Political Grade: D Securing McCain’s nomination essentially turned the Party Establishment to organized crime. In Washington State, for example, it required the illegal shutting down and control of national delegate nominations at the State Convention, violating, in order, Roberts Rules of order, State Republican Party Rules, National Republican Party Convention Rules, and State Law. And that’s just one instance. The only redeeming factor was the loss. The only reason the Party and the nation have any hope of freedom left is because John McCain is not the one who brought us to the depression that would have followed his election as surely as it did Obama’s.
Governmental Grade: F
Barack Hussein Obama’s abject submission to the forces of collectivist tyranny has surpassed all that preceded it as the worst Presidential administration in history. Coming on the heels of the Bush fiscal liberalism, it has brought the nation to the brink of financial collapse. Those who labored to force McCain’s nomination on us are directly responsible.
Conclusions
I. OVERALL ELECTORAL Grades of “electability” candidates: net Zero. Based on the numbers, alone, choosing a Media-Stream “electable” candidate is as likely to lead to a defeat as it is a victory. But it’s worse than the numbers show.
The one victory of Bush 1 was based on Reagan’s legacy and coattails. People thought he would continue what Reagan started. The two victories of Bush 2 were with Reagan’s stolen image. In both cases, the imaging was a deception. Neither Bush shared the Reagan belief in smaller government that they projected to get elected. Hardly a ringing endorsement of their own actual viability had they told the truth.
II. The “Governing Grades” (D,D,C,C,D,F) rate the effect of the nomination on the direction and acts of U.S. Government in the term of the presidency for which the nomination was made. Republican Party candidates chosen for “electability” literally reversed the Reagan Revolution, making government bigger, more intrusive, more regulatory and less constitutional.
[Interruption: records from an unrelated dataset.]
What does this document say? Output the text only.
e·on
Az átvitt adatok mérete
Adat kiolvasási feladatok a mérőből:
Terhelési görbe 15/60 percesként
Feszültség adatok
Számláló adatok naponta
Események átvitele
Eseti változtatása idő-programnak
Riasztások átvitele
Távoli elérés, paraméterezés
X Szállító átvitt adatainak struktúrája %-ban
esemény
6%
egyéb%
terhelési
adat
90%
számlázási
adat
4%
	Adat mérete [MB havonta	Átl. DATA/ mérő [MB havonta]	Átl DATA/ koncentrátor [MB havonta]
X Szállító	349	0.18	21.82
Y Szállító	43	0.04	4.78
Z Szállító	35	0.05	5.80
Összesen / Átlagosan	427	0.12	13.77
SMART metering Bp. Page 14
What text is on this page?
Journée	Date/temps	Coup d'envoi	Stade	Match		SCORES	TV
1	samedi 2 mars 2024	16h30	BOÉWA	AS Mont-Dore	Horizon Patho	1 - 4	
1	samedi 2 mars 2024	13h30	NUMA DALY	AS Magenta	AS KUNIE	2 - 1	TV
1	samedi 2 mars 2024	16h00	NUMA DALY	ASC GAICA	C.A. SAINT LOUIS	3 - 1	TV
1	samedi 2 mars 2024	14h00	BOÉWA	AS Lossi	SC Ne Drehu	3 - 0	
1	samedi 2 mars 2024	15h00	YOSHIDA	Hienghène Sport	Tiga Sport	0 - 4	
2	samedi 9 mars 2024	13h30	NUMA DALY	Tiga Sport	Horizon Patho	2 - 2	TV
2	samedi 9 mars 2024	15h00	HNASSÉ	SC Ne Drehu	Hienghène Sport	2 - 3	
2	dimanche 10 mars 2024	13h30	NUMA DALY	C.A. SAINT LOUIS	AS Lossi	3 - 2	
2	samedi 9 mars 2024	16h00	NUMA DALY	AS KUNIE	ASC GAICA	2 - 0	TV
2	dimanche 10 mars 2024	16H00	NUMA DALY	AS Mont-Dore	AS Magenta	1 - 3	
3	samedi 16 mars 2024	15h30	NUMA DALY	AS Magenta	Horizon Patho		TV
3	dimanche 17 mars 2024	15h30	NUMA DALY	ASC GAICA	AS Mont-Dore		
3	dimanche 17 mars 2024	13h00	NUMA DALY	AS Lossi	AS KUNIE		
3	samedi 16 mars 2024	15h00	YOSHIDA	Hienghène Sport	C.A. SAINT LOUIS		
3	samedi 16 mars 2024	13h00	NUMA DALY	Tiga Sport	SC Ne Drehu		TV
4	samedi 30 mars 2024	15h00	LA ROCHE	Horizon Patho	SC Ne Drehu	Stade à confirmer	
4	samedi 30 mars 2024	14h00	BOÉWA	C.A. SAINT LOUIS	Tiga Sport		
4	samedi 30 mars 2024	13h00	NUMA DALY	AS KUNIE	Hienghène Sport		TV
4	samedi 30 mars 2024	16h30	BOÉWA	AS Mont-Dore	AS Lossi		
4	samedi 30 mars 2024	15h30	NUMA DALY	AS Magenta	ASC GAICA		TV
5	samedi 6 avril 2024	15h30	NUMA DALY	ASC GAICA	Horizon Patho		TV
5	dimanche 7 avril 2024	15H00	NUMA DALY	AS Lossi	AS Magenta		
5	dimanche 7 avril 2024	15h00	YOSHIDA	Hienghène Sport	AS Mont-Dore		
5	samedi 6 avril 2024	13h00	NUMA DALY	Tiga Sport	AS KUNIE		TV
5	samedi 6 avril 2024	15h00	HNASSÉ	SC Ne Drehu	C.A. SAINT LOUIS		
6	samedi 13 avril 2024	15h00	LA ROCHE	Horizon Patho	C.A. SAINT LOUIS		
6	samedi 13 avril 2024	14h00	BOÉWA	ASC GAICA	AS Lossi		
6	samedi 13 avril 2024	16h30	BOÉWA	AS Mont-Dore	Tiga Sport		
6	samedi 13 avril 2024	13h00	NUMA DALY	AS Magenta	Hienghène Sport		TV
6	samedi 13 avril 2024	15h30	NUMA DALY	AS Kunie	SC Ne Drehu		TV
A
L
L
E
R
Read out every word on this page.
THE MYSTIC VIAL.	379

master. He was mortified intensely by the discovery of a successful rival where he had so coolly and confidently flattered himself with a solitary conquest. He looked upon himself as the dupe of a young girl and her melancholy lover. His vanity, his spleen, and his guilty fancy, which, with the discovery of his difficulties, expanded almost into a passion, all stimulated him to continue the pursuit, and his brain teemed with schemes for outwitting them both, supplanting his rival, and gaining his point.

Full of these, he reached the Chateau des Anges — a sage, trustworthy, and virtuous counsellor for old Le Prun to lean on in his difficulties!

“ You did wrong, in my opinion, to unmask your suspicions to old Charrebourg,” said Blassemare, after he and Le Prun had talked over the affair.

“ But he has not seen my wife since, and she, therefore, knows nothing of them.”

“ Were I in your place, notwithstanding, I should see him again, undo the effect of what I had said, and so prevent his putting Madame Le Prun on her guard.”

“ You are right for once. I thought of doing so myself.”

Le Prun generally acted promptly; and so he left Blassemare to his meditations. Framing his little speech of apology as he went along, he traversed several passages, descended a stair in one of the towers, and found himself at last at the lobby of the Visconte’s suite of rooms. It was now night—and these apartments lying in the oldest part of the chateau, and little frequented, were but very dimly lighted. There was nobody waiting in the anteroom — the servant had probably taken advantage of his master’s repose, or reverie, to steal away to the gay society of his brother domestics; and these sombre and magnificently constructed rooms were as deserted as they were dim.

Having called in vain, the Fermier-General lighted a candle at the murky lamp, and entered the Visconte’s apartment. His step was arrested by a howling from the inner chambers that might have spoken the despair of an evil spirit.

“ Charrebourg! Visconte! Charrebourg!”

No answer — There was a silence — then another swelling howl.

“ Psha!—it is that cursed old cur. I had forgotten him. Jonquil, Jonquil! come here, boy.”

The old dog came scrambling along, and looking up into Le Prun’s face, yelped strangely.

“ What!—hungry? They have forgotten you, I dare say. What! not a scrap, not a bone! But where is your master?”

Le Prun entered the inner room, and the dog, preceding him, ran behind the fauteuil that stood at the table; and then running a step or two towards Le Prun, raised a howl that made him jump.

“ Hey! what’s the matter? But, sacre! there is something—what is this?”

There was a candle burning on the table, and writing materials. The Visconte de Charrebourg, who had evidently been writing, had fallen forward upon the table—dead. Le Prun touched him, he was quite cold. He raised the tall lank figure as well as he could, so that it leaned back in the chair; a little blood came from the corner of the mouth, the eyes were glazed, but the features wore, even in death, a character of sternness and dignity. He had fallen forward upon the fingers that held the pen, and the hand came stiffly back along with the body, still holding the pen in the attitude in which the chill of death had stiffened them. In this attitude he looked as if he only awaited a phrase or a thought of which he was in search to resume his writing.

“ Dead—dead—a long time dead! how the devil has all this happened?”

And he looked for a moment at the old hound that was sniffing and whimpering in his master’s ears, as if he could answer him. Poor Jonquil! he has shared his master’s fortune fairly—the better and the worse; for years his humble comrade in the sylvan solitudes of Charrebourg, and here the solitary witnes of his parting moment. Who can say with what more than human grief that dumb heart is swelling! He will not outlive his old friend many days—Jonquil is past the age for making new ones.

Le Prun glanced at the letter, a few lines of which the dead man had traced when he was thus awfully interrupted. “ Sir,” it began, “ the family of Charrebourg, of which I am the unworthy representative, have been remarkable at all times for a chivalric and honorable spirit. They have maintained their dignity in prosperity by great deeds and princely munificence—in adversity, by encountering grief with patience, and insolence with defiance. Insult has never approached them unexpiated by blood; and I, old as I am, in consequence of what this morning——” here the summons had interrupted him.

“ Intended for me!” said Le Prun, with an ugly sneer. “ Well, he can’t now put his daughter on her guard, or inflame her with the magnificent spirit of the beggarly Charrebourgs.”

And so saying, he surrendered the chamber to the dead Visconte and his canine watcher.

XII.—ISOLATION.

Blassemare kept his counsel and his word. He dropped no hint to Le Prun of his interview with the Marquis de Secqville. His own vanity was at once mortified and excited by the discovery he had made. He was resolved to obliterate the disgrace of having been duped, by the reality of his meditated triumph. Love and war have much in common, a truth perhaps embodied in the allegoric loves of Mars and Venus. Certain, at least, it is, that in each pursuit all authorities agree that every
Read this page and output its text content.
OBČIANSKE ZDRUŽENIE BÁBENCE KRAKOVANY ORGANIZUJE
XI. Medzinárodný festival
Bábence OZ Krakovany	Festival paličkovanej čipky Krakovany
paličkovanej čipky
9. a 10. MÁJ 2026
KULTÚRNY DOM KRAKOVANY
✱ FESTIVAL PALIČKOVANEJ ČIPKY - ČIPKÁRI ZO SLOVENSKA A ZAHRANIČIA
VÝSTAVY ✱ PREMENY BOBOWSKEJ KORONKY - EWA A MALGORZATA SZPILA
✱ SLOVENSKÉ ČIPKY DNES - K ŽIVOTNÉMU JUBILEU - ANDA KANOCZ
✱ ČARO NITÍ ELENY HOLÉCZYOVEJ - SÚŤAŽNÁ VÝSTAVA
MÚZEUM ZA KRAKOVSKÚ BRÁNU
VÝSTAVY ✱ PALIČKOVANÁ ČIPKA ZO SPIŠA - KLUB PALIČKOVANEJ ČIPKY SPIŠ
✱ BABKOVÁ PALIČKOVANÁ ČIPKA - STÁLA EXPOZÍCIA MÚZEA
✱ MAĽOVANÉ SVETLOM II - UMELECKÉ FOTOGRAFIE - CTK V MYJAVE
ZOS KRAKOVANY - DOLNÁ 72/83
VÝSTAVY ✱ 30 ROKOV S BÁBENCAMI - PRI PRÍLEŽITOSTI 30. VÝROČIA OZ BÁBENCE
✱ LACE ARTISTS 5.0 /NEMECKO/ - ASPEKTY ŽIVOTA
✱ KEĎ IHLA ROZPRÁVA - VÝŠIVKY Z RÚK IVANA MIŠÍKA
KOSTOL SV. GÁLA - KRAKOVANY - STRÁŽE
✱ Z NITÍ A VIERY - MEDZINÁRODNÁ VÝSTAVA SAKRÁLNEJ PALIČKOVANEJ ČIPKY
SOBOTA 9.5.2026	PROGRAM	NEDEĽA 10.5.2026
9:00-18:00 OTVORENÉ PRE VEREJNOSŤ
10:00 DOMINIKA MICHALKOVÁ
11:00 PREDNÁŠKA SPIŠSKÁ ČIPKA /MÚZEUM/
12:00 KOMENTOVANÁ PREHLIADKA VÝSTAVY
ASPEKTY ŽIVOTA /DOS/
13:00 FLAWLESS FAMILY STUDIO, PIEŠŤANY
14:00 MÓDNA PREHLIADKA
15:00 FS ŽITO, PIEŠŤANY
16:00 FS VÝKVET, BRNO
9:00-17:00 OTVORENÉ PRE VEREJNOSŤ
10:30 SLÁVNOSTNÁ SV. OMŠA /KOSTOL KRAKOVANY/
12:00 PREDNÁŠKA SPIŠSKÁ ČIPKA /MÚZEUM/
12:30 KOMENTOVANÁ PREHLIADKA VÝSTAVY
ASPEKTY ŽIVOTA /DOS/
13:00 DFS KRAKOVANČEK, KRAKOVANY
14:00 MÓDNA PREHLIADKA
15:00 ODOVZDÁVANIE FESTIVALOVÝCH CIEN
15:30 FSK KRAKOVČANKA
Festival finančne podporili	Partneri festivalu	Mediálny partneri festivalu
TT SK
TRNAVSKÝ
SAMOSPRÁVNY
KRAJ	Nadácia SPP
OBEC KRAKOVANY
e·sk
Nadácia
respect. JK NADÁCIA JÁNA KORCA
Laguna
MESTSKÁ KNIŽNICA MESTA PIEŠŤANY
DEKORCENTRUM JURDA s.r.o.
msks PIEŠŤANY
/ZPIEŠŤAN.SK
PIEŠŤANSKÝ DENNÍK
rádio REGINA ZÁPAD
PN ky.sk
III. The “Political Grades,” (D,C,C,D,F,D) rate the effect of the nomination choice on the complex internal power process within the GOP and the spiritual war for the public’s mind. They tell a tale of disaster. In 1988, George Herbert Walker Bush inherited a Party with the momentum of two successive landslide Presidential elections, unprecedented Peace and Prosperity in the nation, our enemies in collapse, and the public cheering smaller government. In 2008 with 6 straight “electable” candidates under its belt, the GOP was a Party that had just lost majorities across the nation and in Congress, offered War and Recession to the nation, our enemies in ascendency, worldwide, and the electorate cheering a Marxist Community Organizer’s penumbra of “Hope” and “Change.”
Looking even closer, we notice that the nation, the Party and Conservative Movement have all done better when one of these candidates loses than when he wins.
Any defense of the proposition that “any Republican” we can elect is better than a Democrat is identical in logic to the Obama argument over his stimulus spending. Even though the results were the opposite of what was promised, Obama says it would have been “worse” had we not had his programs. And even though the results of “electable” Republicans are the opposite of what they promise (“smaller” government), they tell us it “would have been worse” if the Democrat had been elected. The best test of this hypothesis is comparing Bush to Clinton.
The nation and the Republican Party did MUCH better during the presidential term following “electable” Bob Dole’s loss than after “electable” G.W. Bush’s victory.











One reason they’re “electable” is voters themselves are dumbed-down and brainwashed by the mainstream media. There seem to be fewer independent thinkers out there.